Back in March 2018, Dawn arranged to meet a friend in a local branch of Pret à Manger and found to her great disappointment that even dine-in customers were being given single-use cups. Not content to express her concern to the staff present at the time – who would be unlikely to have the decision-making power to change things – Dawn went on to leave a review on TripAdvisor to catch the management’s attention. Just six weeks later when she called in again, she noticed that the branch had begun using real cups and plates. It is likely that other people had got in touch with the same complaint. “I am sure that if no customers had expressed their dissatisfaction, they would not have made the change,” Dawn tells us.
Just over a year later, Dawn was shopping in her local M&S Food when she found that something had happened to the Deli counter: they had packaged all of the food in single-use plastic and had no facility for customers to put food in their own containers. “When I saw it, I just stood astonished staring at it all,” Dawn remembers. “Unbeknown to me, the store manager happened to be standing next to me, and she saw my horror. We got talking and she did look into it and got back to me by email a few days later.”
M&S had previously been leading the way with their ‘Plan A’ policy (because there is no Planet B), but this felt like a huge step backwards. Aside from speaking to the manager, Dawn completed a detailed customer feedback form, in which she explained “Reducing plastic is the only way. Recycling is not sustainable. About two-thirds of plastics discarded in the UK are sent abroad for recycling but more and more countries are now refusing to accept and process it. The UK is the world’s 6th largest exporter of plastic waste.”
While the first reply she received ignored the flaws in their recycling policy, since then the manager has kept in touch and Dawn recently noticed that the packaging on that Deli counter is now made mostly of cardboard and more of the vegetables in the fruit and veg section of the store are now loose rather than packaged. “I personally do not have the power to persuade M&S to change their policies and practices,” Dawn admits, “but I perhaps contributed in a small way towards their awareness-raising of customer desires in this day and age.”
The message is clear: you might think your one voice is insignificant, or that a bad review and a customer feedback form might not reach the right people – but when you trust that you’re contributing to a broader discussion, your voice gains power.
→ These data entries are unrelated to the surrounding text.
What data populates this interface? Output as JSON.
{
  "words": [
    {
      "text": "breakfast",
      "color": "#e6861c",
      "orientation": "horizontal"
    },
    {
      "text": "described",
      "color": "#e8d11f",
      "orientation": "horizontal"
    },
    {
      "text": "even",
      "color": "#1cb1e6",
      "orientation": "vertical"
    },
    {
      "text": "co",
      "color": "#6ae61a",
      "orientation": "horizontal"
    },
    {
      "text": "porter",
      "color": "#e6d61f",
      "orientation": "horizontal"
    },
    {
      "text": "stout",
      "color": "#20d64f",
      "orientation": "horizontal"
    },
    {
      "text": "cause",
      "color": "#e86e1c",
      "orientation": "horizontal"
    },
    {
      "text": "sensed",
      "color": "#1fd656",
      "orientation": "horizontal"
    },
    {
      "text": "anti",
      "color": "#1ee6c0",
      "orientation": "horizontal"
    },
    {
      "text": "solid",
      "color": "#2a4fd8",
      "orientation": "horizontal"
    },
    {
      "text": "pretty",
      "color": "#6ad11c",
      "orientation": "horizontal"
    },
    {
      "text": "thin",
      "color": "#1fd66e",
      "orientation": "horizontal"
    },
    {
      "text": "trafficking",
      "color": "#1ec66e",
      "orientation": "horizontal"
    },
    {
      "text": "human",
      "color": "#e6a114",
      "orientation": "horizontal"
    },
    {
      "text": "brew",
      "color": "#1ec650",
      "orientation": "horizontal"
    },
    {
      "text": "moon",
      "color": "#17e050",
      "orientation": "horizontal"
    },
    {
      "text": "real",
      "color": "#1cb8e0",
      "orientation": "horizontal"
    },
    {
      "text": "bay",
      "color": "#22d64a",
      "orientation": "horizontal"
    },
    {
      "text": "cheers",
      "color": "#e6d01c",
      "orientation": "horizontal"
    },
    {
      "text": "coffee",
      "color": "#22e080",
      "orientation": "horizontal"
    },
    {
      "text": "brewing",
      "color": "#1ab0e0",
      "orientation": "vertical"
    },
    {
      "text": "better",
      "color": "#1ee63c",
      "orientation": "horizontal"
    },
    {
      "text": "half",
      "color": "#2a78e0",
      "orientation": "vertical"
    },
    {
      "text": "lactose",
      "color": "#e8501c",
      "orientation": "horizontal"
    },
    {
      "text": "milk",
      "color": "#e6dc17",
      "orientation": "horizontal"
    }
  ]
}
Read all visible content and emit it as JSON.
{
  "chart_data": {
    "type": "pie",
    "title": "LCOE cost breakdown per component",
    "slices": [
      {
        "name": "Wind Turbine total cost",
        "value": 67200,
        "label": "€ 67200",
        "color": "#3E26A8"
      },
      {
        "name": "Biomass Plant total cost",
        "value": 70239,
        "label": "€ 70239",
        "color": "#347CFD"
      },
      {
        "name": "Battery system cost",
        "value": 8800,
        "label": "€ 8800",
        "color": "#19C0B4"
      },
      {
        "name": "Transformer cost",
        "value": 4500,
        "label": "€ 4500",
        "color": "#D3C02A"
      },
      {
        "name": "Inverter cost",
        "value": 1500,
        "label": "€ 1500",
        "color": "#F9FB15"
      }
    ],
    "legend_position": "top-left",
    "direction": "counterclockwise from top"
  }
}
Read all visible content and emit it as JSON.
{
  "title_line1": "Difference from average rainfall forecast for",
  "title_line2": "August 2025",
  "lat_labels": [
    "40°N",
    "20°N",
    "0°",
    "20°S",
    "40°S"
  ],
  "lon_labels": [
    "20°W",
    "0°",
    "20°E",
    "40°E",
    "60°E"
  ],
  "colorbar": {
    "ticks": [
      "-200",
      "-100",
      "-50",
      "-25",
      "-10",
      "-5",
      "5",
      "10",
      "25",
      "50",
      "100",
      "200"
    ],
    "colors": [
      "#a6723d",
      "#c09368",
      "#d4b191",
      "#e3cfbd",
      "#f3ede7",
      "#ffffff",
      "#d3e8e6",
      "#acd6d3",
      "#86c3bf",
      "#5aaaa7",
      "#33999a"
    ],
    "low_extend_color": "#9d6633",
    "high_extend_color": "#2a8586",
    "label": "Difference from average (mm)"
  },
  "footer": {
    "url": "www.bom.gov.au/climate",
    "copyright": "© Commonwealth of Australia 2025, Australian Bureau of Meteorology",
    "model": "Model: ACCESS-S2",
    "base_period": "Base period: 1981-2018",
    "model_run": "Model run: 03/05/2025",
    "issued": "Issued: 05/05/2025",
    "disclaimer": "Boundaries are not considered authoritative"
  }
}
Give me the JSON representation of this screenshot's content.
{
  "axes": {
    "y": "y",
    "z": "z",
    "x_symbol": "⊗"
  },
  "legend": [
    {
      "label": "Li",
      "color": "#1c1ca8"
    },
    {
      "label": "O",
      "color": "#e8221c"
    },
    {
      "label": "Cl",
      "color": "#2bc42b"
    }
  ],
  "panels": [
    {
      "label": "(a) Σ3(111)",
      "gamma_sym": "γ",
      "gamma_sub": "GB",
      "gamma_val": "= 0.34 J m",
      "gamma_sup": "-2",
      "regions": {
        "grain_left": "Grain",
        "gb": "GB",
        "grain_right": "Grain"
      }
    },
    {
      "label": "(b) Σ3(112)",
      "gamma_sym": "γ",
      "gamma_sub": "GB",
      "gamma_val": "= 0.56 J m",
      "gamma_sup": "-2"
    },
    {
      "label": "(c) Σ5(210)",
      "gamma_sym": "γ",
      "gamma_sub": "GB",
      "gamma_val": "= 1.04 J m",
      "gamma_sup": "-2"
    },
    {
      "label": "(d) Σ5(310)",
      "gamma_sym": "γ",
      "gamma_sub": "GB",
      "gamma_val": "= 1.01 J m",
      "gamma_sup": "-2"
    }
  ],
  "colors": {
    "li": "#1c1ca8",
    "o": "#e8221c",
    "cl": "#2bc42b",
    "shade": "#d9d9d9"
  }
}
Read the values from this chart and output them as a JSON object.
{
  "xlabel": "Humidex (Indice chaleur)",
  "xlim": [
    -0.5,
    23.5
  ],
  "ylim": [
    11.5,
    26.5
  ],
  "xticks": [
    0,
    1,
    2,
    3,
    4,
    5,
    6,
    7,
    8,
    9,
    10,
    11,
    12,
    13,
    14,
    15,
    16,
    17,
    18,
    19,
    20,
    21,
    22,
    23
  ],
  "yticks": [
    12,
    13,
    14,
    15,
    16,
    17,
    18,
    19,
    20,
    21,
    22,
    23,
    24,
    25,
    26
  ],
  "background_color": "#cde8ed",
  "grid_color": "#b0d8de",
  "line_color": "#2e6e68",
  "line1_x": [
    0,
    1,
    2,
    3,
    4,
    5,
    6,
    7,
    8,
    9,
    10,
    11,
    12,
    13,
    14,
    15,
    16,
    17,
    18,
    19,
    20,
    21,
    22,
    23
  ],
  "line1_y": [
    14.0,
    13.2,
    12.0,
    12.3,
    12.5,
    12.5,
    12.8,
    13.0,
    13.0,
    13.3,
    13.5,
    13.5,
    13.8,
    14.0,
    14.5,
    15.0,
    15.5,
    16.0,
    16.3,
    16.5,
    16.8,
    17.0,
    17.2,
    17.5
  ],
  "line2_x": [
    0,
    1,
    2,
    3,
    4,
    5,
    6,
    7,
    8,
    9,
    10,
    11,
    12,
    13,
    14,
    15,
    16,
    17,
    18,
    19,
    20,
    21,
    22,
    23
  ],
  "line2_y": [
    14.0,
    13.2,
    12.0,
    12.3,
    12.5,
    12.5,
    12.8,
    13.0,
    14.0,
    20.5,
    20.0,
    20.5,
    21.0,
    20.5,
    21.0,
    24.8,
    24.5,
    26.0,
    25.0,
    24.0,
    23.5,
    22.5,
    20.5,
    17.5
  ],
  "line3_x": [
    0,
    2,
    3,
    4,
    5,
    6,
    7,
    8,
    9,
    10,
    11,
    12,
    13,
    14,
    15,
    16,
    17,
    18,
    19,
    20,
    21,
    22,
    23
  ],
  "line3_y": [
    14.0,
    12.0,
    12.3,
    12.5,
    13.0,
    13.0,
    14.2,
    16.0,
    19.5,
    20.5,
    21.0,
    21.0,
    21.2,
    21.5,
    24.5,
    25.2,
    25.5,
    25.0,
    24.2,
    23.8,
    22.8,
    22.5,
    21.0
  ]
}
Power to the consumer.
“I promote local businesses, and use social media to raise awareness”
As well as buying from local independent businesses that try to source their products in an ethical way and then nominating them for awards to help them gain traction, Dawn says she’s keen to try and start discussions which might prompt others to do the same. “I use Facebook, LinkedIn and other social media to raise awareness and create discussion about all of this,” she explains. “I hope to contribute, albeit in a very small way, to a movement of the Overton window, towards reduced and more conscious consumerism and consequently a healthier planet and environment for all of those (humans and non-humans) who inhabit it.”